Indian biologists say they found the tiny acrobatic amphibians, which earned their name with the unusual kicks they use to attract mates, declining dramatically in number during the 12 years in which they chronicled the species through morphological descriptions and molecular DNA markers. They breed after the yearly monsoon in fast-rushing streams, but their habitat appears to be becoming increasingly dry.
“It’s like a Hollywood movie, both joyful and sad. On the one hand, we have brought these beautiful frogs into public knowledge. But about 80 percent are outside protected areas, and in some places, it was as if nature itself was crying,” said the project’s lead scientist, University of Delhi professor Sathyabhama Das Biju.
Biju said that, as researchers tracked frog populations, forest soils lost moisture and perennial streams ran inexplicably dry. He acknowledged his team’s observations about forest conditions were only anecdotal; the scientists did not have time or resources to collect data demonstrating the declining habitat trends they believed they were witnessing.
The study listing the new species — published Thursday in the Ceylon Journal of Science — brings the number of known Indian dancing frog species to 24.
They’re found exclusively in the Western Ghats, a lush mountain range that stretches 1,600 km from the western state of Maharashtra down to the country’s southern tip.
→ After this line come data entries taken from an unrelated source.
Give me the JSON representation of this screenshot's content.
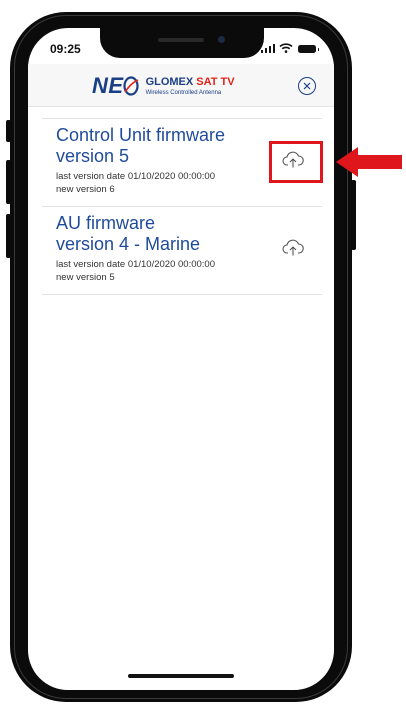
{
  "status_bar": {
    "time": "09:25"
  },
  "header": {
    "logo_mark": "NE",
    "brand_prefix": "GLOMEX ",
    "brand_suffix": "SAT TV",
    "tagline": "Wireless Controlled Antenna",
    "close_icon": "close-circle-icon"
  },
  "firmware": [
    {
      "title_line1": "Control Unit firmware",
      "title_line2": "version 5",
      "last_version_date": "last version date 01/10/2020 00:00:00",
      "new_version": "new version 6",
      "action_icon": "cloud-upload-icon",
      "highlighted": true
    },
    {
      "title_line1": "AU firmware",
      "title_line2": "version 4 - Marine",
      "last_version_date": "last version date 01/10/2020 00:00:00",
      "new_version": "new version 5",
      "action_icon": "cloud-upload-icon",
      "highlighted": false
    }
  ],
  "colors": {
    "brand_blue": "#1a3f86",
    "title_blue": "#1f4b9b",
    "highlight_red": "#e0161d"
  }
}
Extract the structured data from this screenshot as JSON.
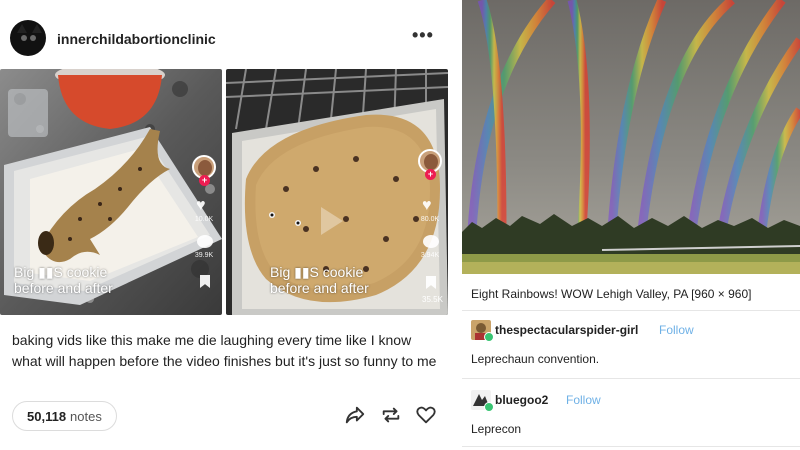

Only the males dance — it’s actually a unique breeding behavior called foot-flagging. They stretch, extend and whip their legs out to the side to draw the attention of females who might have trouble hearing mating croaks over the sound of water flowing through perennial hill streams.
The bigger the frog, the more they dance. They also use those leg extensions to smack away other males — an important feature considering the sex ratio for the amphibians is usually around 100 males to 1 female.